Comissão de Ética adia votação para cassar vereador da Câmara de Porto Alegre

Integrantes pediram vistas para analisar o parecer de Karen Santos (PSol), que indica quebra de decoro parlamentar por parte de Gilvani o Gringo (Republicanos)

Relatório que pede a cassação de Gringo será votado na próxima quarta-feira
Relatório que pede a cassação de Gringo será votado na próxima quarta-feira Foto : Fernando Antunes/CMPA/CP

A Câmara de Porto Alegre adiou a votação para cassar o vereador Gilvani o Gringo (Republicanos). Nesta sexta-feira, em reunião extraordinária da Comissão de Ética, Mariana Lescano (PP) pediu vistas em busca de mais tempo para estudar o caso. A solicitação foi acompanhada por Rafael Fleck (MDB), resultando nas chamadas “vistas coletivas”. Desse modo, a deliberação do parecer de Karen Santos (PSol) – que é favorável à sanção – foi postergada. O grupo vai avaliar o documento na próxima quarta-feira. Não há mais recursos disponíveis para protelar a definição.

Entenda o caso

O requerimento aponta para “quebra de decoro parlamentar”. A acusação se baseia nas declarações do próprio vereador na Comissão Parlamentar de Inquérito (CPI) do Dmae no dia 29 de setembro de 2025. Convocado como testemunha, o aliado admitiu publicamente ter pago propina à autarquia no passado, além de supostamente manter vínculo com uma empresa que presta serviços ao poder público, o que viola a Lei Orgânica do município. No dia 3 de dezembro, o representante do Simers ainda enviou novas provas para corroborar com a denúncia.

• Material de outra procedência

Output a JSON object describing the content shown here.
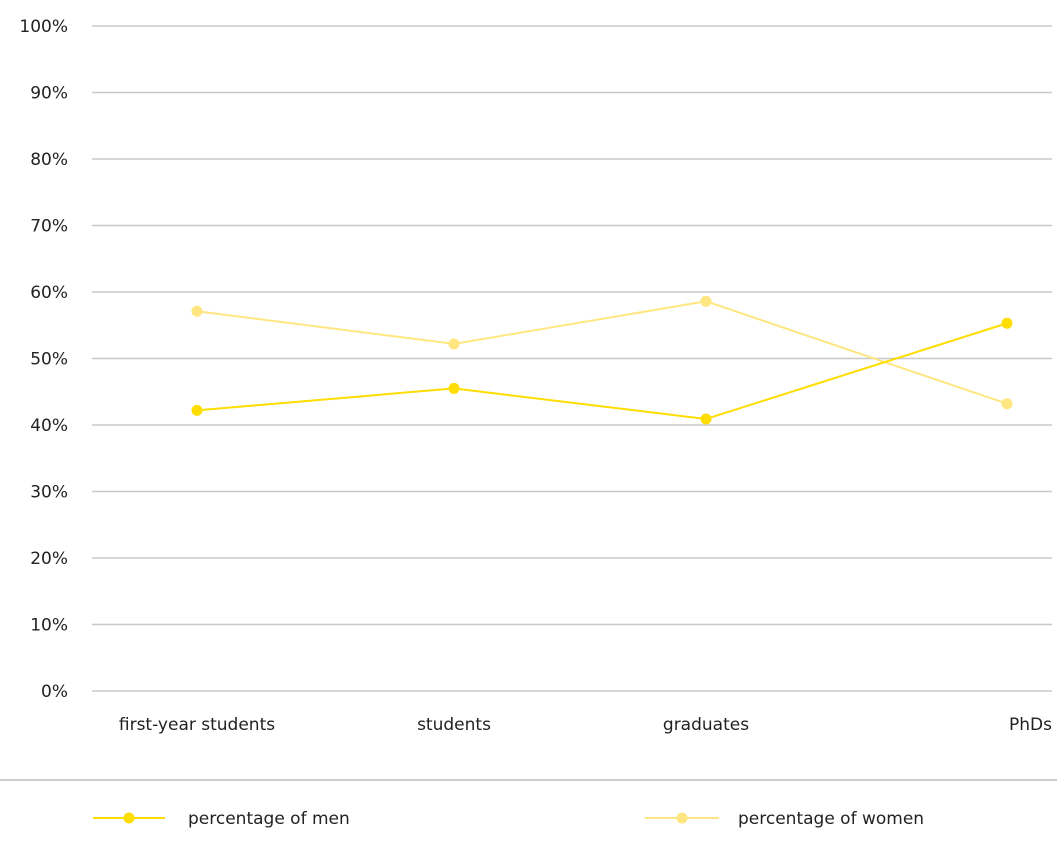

E essa não é a primeira acusação. No começo do ano, o sindicato entrou com outra representação na comissão de Ética por suposto abuso de poder praticado pelo parlamentar. A manifestação se refere ao episódio em que Gringo foi à UPA Moacir Scliar, na zona Norte de Porto Alegre, para “verificar se os profissionais estavam trabalhando”. De acordo com o ofício, a atitude teve como único intuito “angariar capital político”. No final, o processo resultou em advertência.

Próximos passos

Se o parecer for recusado, o processo será distribuído para um novo relator dentro da comissão de Ética. Caso seja aprovado, ele será votado na Comissão de Constituição e Justiça (CCJ) e depois no plenário da Casa, onde precisa do apoio de 24 dos 35 vereadores. Nos bastidores, entende-se que há vontade política para a cassação. Se consumada, a cadeira ficará com o primeiro suplente (e atual secretário de Esporte e Lazer de Porto Alegre) Professor Tovi (Republicanos).